By Brock Stoneham

People line up outside family court in Brooklyn. Early in the morning, passing through the security line regularly takes half an hour or more. Photo by Brock Stoneham.

Daphne Culler whispered the words from the courtroom visitor’s bench, so quiet that hardly anyone could hear them. “Just relax,” she said.

Culler never broke eye contact with her daughter, who sat across the room at the witness table, mumbling answers. Twice the judge told the 15-year-old daughter, accused of assaulting a shop owner, to speak up.

When her attorney announced that the next witness wasn’t in the courthouse, the judge postponed the proceedings and called for another hearing date. Two police officers took Culler’s daughter through a side door of the courtroom and back into custody. She would spend two more weeks there, waiting for her next day in court.

It’s a cliché that the wheels of justice turn slowly, but in spending a day at family court in Brooklyn, it can seem as though the wheels aren’t turning at all. Judges hold hearings that often last just minutes and advance the case only by degrees before adjourning. Delays are frequent. The process moves slowly as kids linger in jail and their parents take off work to be there for them. Except when they don’t. It’s a system that operates by its own logic, and participants can become frustrated when suddenly tied to it.

After her daughter’s hearing, Culler filed out of the courtroom with the attorneys. The prosecuting attorney tried to talk to her in the waiting area.

“You’re trying to put my daughter in jail,” Culler yelled at her. “I don’t want to talk to you.” Culler asked that security take the attorney away from her.

Like Daphne Culler, Jacqueline Rosado has a child in the juvenile justice system. She brought her daughter to Brooklyn’s family court after a warrant was issued for her arrest.

“My daughter’s sitting in jail, and they keep adjourning it,” Culler said as the prosecutor retreated down the hallway. She suggested the prosecuting attorney only cared about putting her daughter in jail because she could.

The Legal Aid Society represents nearly 90 percent of the juveniles who appear in family court.

Lisa Grumet, chief of policy and planning at the New York City Law Department, the government body that prosecutes juvenile delinquency cases, would not comment on specific cases.

Speaking generally, she wrote via email, “Placement is a last resort, but may be appropriate in some cases based on the nature of the youth’s conduct, the youth’s needs and best interests, and the safety of the community.”

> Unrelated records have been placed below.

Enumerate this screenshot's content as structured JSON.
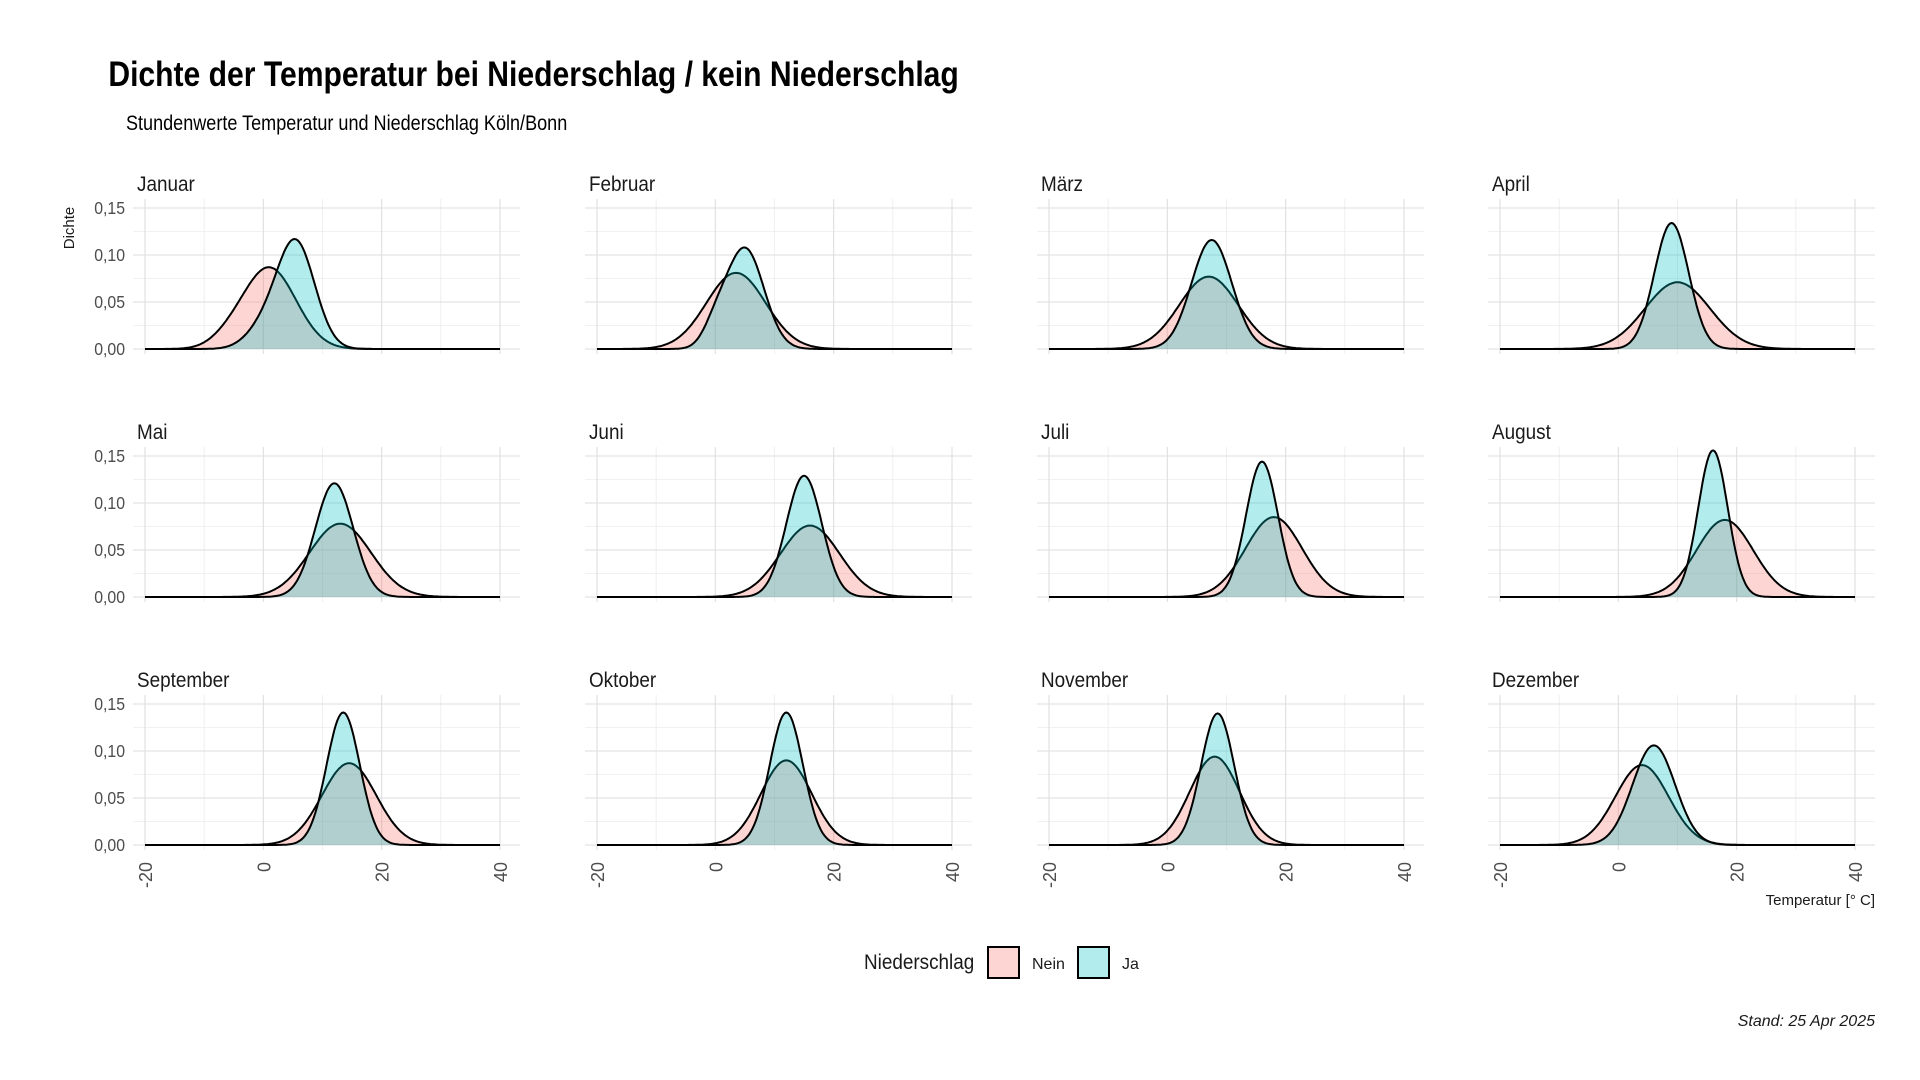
{
  "title": "Dichte der Temperatur bei Niederschlag / kein Niederschlag",
  "subtitle": "Stundenwerte Temperatur und Niederschlag Köln/Bonn",
  "caption": "Stand: 25 Apr 2025",
  "colors": {
    "nein": "#F8766D",
    "ja": "#00BFC4",
    "fill_alpha": 0.3
  },
  "chart_data": {
    "type": "area",
    "facet_by": "Monat",
    "xlabel": "Temperatur [° C]",
    "ylabel": "Dichte",
    "xlim": [
      -20,
      40
    ],
    "ylim": [
      0,
      0.15
    ],
    "x_ticks": [
      "-20",
      "0",
      "20",
      "40"
    ],
    "y_ticks": [
      "0,00",
      "0,05",
      "0,10",
      "0,15"
    ],
    "grid": true,
    "legend": {
      "title": "Niederschlag",
      "position": "bottom",
      "entries": [
        "Nein",
        "Ja"
      ]
    },
    "series_names": [
      "Nein",
      "Ja"
    ],
    "facets": [
      {
        "label": "Januar",
        "Nein": [
          {
            "m": 1,
            "s": 4.5,
            "w": 1.0,
            "h": 0.087
          },
          {
            "m": -6,
            "s": 3,
            "w": 0.08
          }
        ],
        "Ja": [
          {
            "m": 5.5,
            "s": 3.2,
            "w": 0.85,
            "h": 0.117
          },
          {
            "m": 0,
            "s": 3,
            "w": 0.15
          }
        ]
      },
      {
        "label": "Februar",
        "Nein": [
          {
            "m": 3.5,
            "s": 5,
            "w": 1.0,
            "h": 0.081
          }
        ],
        "Ja": [
          {
            "m": 5,
            "s": 3.2,
            "w": 0.85,
            "h": 0.108
          },
          {
            "m": 0,
            "s": 2,
            "w": 0.15
          }
        ]
      },
      {
        "label": "März",
        "Nein": [
          {
            "m": 7,
            "s": 5,
            "w": 1.0,
            "h": 0.077
          }
        ],
        "Ja": [
          {
            "m": 7.5,
            "s": 3.4,
            "w": 1.0,
            "h": 0.116
          }
        ]
      },
      {
        "label": "April",
        "Nein": [
          {
            "m": 10,
            "s": 5.5,
            "w": 1.0,
            "h": 0.071
          }
        ],
        "Ja": [
          {
            "m": 9,
            "s": 2.9,
            "w": 1.0,
            "h": 0.134
          }
        ]
      },
      {
        "label": "Mai",
        "Nein": [
          {
            "m": 13,
            "s": 5.2,
            "w": 1.0,
            "h": 0.078
          }
        ],
        "Ja": [
          {
            "m": 12,
            "s": 3.2,
            "w": 1.0,
            "h": 0.121
          }
        ]
      },
      {
        "label": "Juni",
        "Nein": [
          {
            "m": 16,
            "s": 5,
            "w": 1.0,
            "h": 0.076
          }
        ],
        "Ja": [
          {
            "m": 15,
            "s": 3,
            "w": 1.0,
            "h": 0.129
          }
        ]
      },
      {
        "label": "Juli",
        "Nein": [
          {
            "m": 18,
            "s": 4.8,
            "w": 1.0,
            "h": 0.085
          }
        ],
        "Ja": [
          {
            "m": 16,
            "s": 2.7,
            "w": 1.0,
            "h": 0.144
          }
        ]
      },
      {
        "label": "August",
        "Nein": [
          {
            "m": 18,
            "s": 4.8,
            "w": 1.0,
            "h": 0.082
          }
        ],
        "Ja": [
          {
            "m": 16,
            "s": 2.5,
            "w": 1.0,
            "h": 0.156
          }
        ]
      },
      {
        "label": "September",
        "Nein": [
          {
            "m": 14.5,
            "s": 4.6,
            "w": 1.0,
            "h": 0.087
          }
        ],
        "Ja": [
          {
            "m": 13.5,
            "s": 2.8,
            "w": 1.0,
            "h": 0.141
          }
        ]
      },
      {
        "label": "Oktober",
        "Nein": [
          {
            "m": 12,
            "s": 4.3,
            "w": 1.0,
            "h": 0.09
          }
        ],
        "Ja": [
          {
            "m": 12,
            "s": 2.8,
            "w": 1.0,
            "h": 0.141
          }
        ]
      },
      {
        "label": "November",
        "Nein": [
          {
            "m": 8,
            "s": 4.2,
            "w": 1.0,
            "h": 0.094
          }
        ],
        "Ja": [
          {
            "m": 8.5,
            "s": 2.8,
            "w": 1.0,
            "h": 0.14
          }
        ]
      },
      {
        "label": "Dezember",
        "Nein": [
          {
            "m": 4,
            "s": 4.5,
            "w": 1.0,
            "h": 0.085
          }
        ],
        "Ja": [
          {
            "m": 6,
            "s": 3.6,
            "w": 1.0,
            "h": 0.106
          }
        ]
      }
    ]
  }
}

“Placement” means prison and other facilities in which convicted juveniles can end up.

Tamara Steckler, the attorney in charge of the juvenile rights practice for The Legal Aid Society, a non-profit organization that offers free legal services to the poor, sees it as her job to keep juveniles out of jail.

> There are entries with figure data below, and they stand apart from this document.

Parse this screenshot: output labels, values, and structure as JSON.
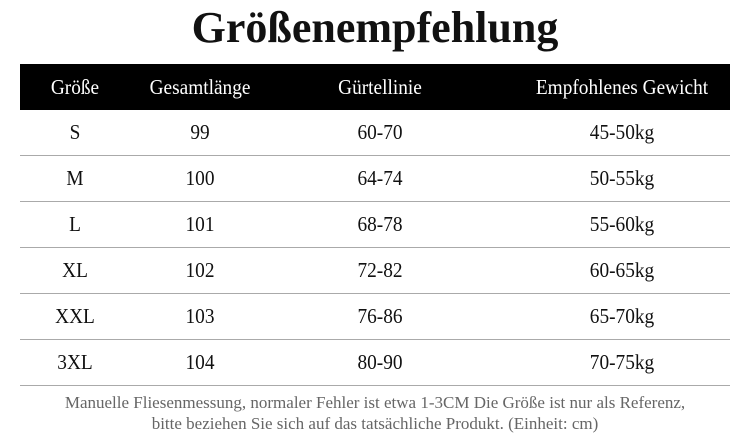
{
  "title": "Größenempfehlung",
  "table": {
    "headers": [
      "Größe",
      "Gesamtlänge",
      "Gürtellinie",
      "Empfohlenes Gewicht"
    ],
    "rows": [
      [
        "S",
        "99",
        "60-70",
        "45-50kg"
      ],
      [
        "M",
        "100",
        "64-74",
        "50-55kg"
      ],
      [
        "L",
        "101",
        "68-78",
        "55-60kg"
      ],
      [
        "XL",
        "102",
        "72-82",
        "60-65kg"
      ],
      [
        "XXL",
        "103",
        "76-86",
        "65-70kg"
      ],
      [
        "3XL",
        "104",
        "80-90",
        "70-75kg"
      ]
    ]
  },
  "note": {
    "line1": "Manuelle Fliesenmessung, normaler Fehler ist etwa 1-3CM Die Größe ist nur als Referenz,",
    "line2": "bitte beziehen Sie sich auf das tatsächliche Produkt. (Einheit: cm)"
  }
}
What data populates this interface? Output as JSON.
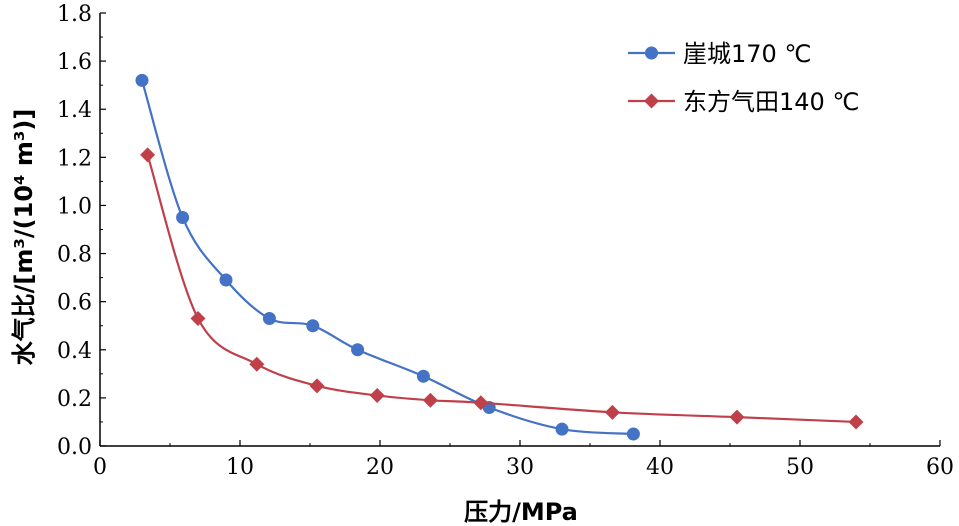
{
  "chart_data": {
    "type": "line",
    "xlabel": "压力/MPa",
    "ylabel": "水气比/[m³/(10⁴ m³)]",
    "xlim": [
      0,
      60
    ],
    "ylim": [
      0.0,
      1.8
    ],
    "xticks": [
      "0",
      "10",
      "20",
      "30",
      "40",
      "50",
      "60"
    ],
    "yticks": [
      "0.0",
      "0.2",
      "0.4",
      "0.6",
      "0.8",
      "1.0",
      "1.2",
      "1.4",
      "1.6",
      "1.8"
    ],
    "legend_position": "top-right",
    "grid": false,
    "series": [
      {
        "name": "崖城170 ℃",
        "color": "#4472c4",
        "marker": "circle",
        "x": [
          3.0,
          5.9,
          9.0,
          12.1,
          15.2,
          18.4,
          23.1,
          27.8,
          33.0,
          38.1
        ],
        "y": [
          1.52,
          0.95,
          0.69,
          0.53,
          0.5,
          0.4,
          0.29,
          0.16,
          0.07,
          0.05
        ]
      },
      {
        "name": "东方气田140 ℃",
        "color": "#c0404a",
        "marker": "diamond",
        "x": [
          3.4,
          7.0,
          11.2,
          15.5,
          19.8,
          23.6,
          27.2,
          36.6,
          45.5,
          54.0
        ],
        "y": [
          1.21,
          0.53,
          0.34,
          0.25,
          0.21,
          0.19,
          0.18,
          0.14,
          0.12,
          0.1
        ]
      }
    ]
  }
}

“It’s not different than representing an adult for us,” Steckler said. “Our role remains exactly the same, which is to provide criminal defense services to that client.”

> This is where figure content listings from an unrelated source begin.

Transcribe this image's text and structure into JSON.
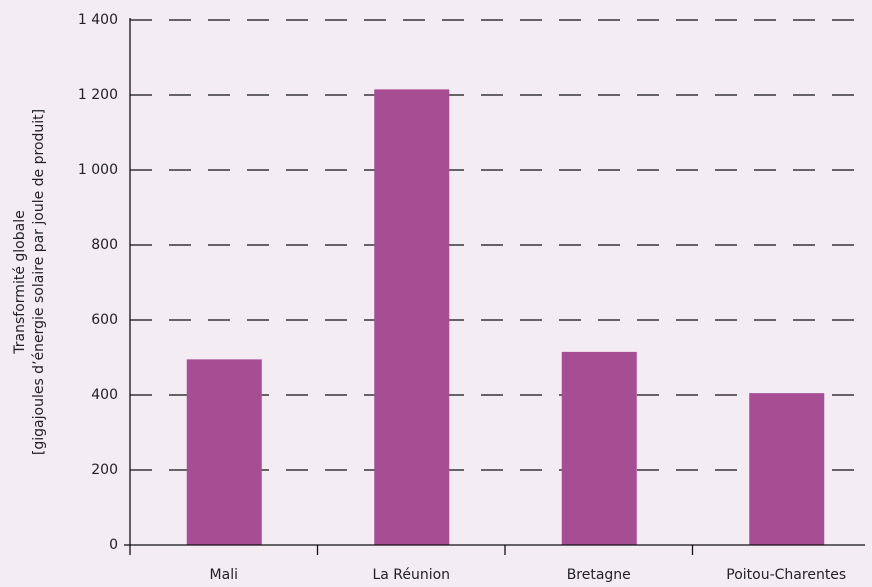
{
  "chart_data": {
    "type": "bar",
    "ylabel": [
      "Transformité globale",
      "[gigajoules d’énergie solaire par joule de produit]"
    ],
    "categories": [
      "Mali",
      "La Réunion",
      "Bretagne",
      "Poitou-Charentes"
    ],
    "values": [
      495,
      1215,
      515,
      405
    ],
    "color": "#a64d94",
    "ylim": [
      0,
      1400
    ],
    "yticks": [
      0,
      200,
      400,
      600,
      800,
      {
        "value": 1000,
        "label": "1 000"
      },
      {
        "value": 1200,
        "label": "1 200"
      },
      {
        "value": 1400,
        "label": "1 400"
      }
    ],
    "grid": true
  }
}
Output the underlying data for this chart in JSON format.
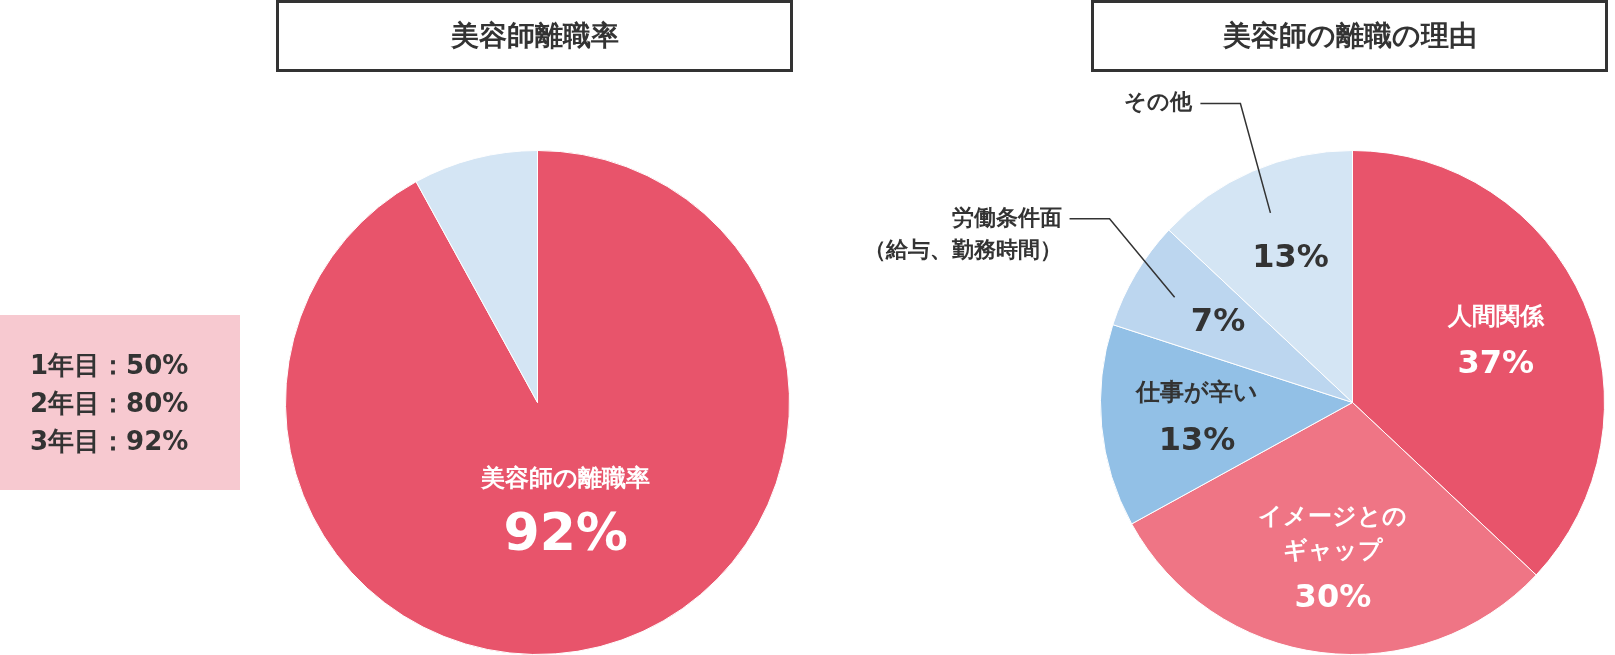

More than 12,300 people under the age of 16 were arrested in New York City in 2011, the last year for which data is available. Most of those arrested, unless they’ve committed a crime serious enough to be tried as an adult, end up in juvenile delinquency proceedings in family court.

Like the other judges who hear juvenile delinquency cases in Brooklyn’s family court, Judge Michael Ambrosio hears anywhere from 40 to 60 cases a week, including hearings, conferences and trials.

Each case is allotted time in roughly 30-minute blocks, but the schedule may be broken for any number of reasons. Defendants don’t turn up. Translators are unavailable. Attorneys haven’t been assigned.

A common reason for delay is the absence of a parent.

Over the course of the afternoon session, a parade of young people, each flanked by two police officers, passed before the judge. As the juveniles stood with shoulders slumped, the judge checked in each case on the status of a parent in the courtroom.

Parents aren’t required in the courtroom, but Steckler said that officers of the court like to see signs that parents are supportive of their child.

For one 15-year-old accused of trespass, his mother had been present for the morning session. By early afternoon, when her son stood before the judge, the mother had left to go to work.

One mother did make it to the courtroom, but her daughter didn’t. The girl, 16, had run away from home while waiting for her court date. Judge Ambrosio issued a warrant for the girl’s arrest and told the mother to alert the court if the girl turned up. The mother said she would.

The expectations between the court and parents can be complicated.

Jacqueline Rosado brought her daughter to court to satisfy a warrant calling for the appearance of the 14-year-old. The warrant was issued after her daughter didn’t show up to school. Rosado confronted her daughter, and the two got into a fistfight.

When Rosado showed up to court that morning, she expected the system would help by offering counseling services.

Instead, as her daughter waited in custody, Rosado said she spent five hours at the courthouse, but only five minutes in the courtroom. At the end of the day, the court released her daughter back into Rosado’s custody.

As she waited for her daughter to be escorted from the holding area, Rosado felt the system cared more about moving through cases than helping parents like her.

She said, “The way the system is run, it’s like it’s being run by the kids.”